La perversa experiencia que sugería el comentario exigía una elegante refutación. Leonard pensó intensamente durante varios segundos. Lo que le impedía dársela era que le estaban confundiendo con un violador cuando en realidad casi lo había sido. Finalmente, dijo:

—No en este caso.

Blake se encogió de hombros para indicar su escepticismo y bajó las escaleras. Desde entonces, cada vez que los dos hombres se encontraban en el ascensor guardaban un frío silencio.

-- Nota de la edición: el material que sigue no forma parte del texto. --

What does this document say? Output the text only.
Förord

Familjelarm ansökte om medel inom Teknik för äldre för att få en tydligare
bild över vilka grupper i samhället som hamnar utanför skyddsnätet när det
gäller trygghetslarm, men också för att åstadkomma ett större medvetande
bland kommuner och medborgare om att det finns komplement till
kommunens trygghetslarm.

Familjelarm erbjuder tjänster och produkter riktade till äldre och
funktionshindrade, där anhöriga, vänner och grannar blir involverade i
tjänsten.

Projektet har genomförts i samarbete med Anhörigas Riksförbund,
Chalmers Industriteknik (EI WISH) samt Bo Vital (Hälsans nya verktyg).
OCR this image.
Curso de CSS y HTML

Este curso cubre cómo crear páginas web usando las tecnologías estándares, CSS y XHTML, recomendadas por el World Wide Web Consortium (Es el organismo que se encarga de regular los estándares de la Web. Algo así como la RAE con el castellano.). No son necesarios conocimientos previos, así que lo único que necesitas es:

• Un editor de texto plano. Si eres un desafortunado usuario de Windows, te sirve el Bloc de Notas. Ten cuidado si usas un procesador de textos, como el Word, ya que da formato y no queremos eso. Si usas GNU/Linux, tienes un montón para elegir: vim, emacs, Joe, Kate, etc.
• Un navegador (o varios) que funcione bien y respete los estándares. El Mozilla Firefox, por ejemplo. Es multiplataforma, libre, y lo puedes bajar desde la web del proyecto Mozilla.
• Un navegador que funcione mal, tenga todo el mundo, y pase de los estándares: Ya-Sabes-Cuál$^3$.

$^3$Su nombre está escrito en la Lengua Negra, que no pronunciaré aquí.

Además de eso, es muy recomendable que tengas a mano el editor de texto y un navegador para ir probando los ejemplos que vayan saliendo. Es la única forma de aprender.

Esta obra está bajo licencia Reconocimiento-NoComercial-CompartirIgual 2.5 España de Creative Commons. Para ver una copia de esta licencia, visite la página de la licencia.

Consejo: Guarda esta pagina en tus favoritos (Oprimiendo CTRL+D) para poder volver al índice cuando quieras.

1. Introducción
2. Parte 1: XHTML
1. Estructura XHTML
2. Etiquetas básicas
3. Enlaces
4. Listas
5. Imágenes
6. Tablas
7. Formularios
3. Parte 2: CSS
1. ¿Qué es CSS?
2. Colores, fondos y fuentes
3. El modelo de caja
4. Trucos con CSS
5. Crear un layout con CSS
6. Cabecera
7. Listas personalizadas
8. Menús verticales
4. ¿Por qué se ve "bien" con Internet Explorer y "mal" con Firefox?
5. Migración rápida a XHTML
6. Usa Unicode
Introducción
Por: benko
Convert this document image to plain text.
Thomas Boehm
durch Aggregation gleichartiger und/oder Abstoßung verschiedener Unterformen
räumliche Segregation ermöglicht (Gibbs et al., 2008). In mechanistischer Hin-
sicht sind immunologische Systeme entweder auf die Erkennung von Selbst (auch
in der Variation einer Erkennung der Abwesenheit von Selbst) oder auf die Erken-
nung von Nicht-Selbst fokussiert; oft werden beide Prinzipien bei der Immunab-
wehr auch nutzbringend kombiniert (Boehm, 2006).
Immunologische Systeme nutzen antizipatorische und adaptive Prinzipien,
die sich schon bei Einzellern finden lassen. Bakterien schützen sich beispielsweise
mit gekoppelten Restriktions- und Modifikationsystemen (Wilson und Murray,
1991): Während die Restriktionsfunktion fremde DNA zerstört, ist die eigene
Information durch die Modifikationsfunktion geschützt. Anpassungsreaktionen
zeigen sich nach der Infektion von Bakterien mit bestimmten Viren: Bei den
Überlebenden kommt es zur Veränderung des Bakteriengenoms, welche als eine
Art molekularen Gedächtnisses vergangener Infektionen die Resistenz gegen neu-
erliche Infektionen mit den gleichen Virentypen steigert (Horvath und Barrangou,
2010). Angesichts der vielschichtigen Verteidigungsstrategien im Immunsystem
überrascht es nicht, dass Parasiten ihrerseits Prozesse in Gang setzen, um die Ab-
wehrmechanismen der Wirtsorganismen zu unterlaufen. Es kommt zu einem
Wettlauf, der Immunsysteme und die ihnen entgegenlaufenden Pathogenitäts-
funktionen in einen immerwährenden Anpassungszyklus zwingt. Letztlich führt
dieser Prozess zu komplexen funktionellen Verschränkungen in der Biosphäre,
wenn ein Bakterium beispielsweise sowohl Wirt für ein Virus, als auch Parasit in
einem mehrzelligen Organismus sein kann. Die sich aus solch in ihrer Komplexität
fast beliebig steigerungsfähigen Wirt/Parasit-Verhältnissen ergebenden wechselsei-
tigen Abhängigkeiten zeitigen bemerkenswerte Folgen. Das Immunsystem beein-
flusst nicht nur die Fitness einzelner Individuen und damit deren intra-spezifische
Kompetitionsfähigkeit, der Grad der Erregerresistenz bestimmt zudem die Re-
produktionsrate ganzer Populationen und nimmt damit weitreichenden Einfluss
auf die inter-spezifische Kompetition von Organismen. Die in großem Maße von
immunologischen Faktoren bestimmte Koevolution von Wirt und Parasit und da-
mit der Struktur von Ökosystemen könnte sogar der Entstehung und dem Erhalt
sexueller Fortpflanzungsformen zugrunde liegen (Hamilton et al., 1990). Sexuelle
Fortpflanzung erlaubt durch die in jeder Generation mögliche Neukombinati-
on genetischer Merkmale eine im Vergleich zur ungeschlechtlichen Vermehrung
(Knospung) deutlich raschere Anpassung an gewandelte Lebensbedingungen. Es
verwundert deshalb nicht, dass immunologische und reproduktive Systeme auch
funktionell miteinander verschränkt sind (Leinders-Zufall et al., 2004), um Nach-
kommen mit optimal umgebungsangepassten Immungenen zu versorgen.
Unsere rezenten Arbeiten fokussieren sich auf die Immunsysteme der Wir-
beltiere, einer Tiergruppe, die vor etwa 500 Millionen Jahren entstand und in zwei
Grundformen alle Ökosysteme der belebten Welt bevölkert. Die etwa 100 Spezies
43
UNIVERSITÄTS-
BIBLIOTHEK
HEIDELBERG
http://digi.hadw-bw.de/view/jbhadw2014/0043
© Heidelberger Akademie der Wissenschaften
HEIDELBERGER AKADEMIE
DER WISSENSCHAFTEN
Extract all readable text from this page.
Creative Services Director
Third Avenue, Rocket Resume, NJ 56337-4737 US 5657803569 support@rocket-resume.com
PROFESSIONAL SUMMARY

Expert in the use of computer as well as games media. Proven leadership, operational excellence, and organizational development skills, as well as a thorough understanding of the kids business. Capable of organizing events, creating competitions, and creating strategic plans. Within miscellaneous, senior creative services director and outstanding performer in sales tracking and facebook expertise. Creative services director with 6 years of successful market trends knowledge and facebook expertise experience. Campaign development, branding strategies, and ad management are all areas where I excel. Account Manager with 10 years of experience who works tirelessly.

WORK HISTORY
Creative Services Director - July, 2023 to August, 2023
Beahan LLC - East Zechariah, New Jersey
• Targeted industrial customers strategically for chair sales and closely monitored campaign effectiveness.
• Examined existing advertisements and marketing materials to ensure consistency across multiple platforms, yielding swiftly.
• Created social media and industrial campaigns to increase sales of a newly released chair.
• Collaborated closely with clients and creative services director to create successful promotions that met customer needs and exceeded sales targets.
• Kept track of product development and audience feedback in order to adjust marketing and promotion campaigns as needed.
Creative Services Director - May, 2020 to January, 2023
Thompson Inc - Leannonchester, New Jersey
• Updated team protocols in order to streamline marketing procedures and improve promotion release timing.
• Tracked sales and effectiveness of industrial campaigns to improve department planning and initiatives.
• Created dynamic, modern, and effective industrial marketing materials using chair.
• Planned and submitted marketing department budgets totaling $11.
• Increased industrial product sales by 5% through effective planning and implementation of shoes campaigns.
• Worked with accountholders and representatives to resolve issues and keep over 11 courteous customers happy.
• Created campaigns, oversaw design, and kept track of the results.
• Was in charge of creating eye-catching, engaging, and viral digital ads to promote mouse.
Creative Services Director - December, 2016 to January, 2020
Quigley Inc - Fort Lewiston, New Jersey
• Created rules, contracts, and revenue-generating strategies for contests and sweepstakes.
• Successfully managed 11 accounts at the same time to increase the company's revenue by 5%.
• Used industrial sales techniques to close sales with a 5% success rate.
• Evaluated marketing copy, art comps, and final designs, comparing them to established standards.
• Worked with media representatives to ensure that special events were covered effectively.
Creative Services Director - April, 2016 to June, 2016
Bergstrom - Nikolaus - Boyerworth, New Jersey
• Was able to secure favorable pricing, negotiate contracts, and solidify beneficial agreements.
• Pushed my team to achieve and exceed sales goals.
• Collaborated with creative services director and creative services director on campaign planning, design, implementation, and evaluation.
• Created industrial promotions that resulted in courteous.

Maria había cerrado la puerta del cuarto de baño con pestillo y se había lavado la cara. Bajó la tapa del retrete y se sentó allí. Se había sorprendido a sí misma al gritar. No creía realmente que Leonard quisiera atacarla de nuevo. Sus torpes y sinceras disculpas habían constituido suficiente garantía. Pero la súbita oscuridad y su silenciosa aproximación, las posibilidades, las asociaciones, habían sido demasiado para ella. El delicado equilibrio que había logrado durante las tres semanas que pasó en el abarrotado apartamento de sus padres en Pankow se había roto al contacto de la mano de Leonard. Era como una locura aquel miedo a que alguien que fingía afecto quisiera hacerle daño. O que una maldad que apenas podía comprender tomara las formas externas de la intimidad sexual. Los ocasionales ataques de Otto, aunque muy desagradables, no le inspiraban nada parecido a aquellas náuseas provocadas por el miedo. Su violencia era manifestación de su odio impersonal y de su alcohólica indefensión. Otto no deseaba hacerle daño, y al mismo tiempo suspiraba por ella. Sólo quería intimidarla y sacarle dinero. No quería conquistarla, no le pedía que confiara en él.

El temblor de sus brazos y sus piernas había cesado. Se sintió estúpida. El vecino la despreciaría. En Pankow había llegado lentamente a la conclusión de que Leonard no era malvado ni brutal y que había sido una inocente tontería lo que le hizo comportarse de aquella manera. Vivía tan intensamente en su interior que apenas era consciente de cómo veían los demás sus actos. Este era el benigno juicio al que había llegado tras rebajar consideraciones mucho más duras y enfáticas resoluciones de no volver a verle nunca más. Ahora, con su grito en la oscuridad, sus instintos parecían haber anulado su perdón. Si ya no podía fiarse de él, aun en el caso de que su desconfianza fuera irracional, ¿qué estaba haciendo en su cuarto de baño? ¿Por qué no había aceptado el ofrecimiento del vecino de pedirle un taxi? Todavía deseaba a Leonard, se había dado cuenta de ello en Pankow. Pero ¿qué clase de hombre era el que se acercaba sigilosamente en la oscuridad para disculparse por una violación?

Cuando salió, diez minutos después, había decidido hablar con Leonard una vez más y ver qué pasaba. No estaba decidida en ningún sentido. Conservó el abrigo puesto y abrochado. El se había quedado en el cuarto de estar. Las luces del techo estaban encendidas, y también las lámparas de pie y de mesa de la intendencia militar. Leonard se hallaba en el centro de la habitación y tenía el aspecto, pensó ella al entrar, de un niño al que acaban de darle unos azotes en el trasero. El le señaló una silla. Maria negó con la cabeza. Alguien tenía que ser el primero en hablar. Maria no veía por qué debía hacerlo ella, y Leonard temía cometer otra equivocación. Ella entró más en el cuarto y él retrocedió dos pasos, concediéndole inconscientemente más espacio y más luz.

Leonard tenía en mente el esbozo de un discurso, pero no estaba seguro de cómo lo recibiría. Si Maria le hubiese absuelto de la responsabilidad de nuevas explicaciones dando media vuelta y cerrando de un portazo la puerta principal al salir, se habría sentido aliviado, al menos de momento. Cuando estaba solo, en cierto sentido cesaba de existir. Aquí, ahora, tenía que controlar una situación sin que se le escapara de las manos. Maria le miraba expectante. Le estaba ofreciendo otra oportunidad. Tenía los ojos brillantes. Leonard se preguntó si habría llorado en el cuarto de baño.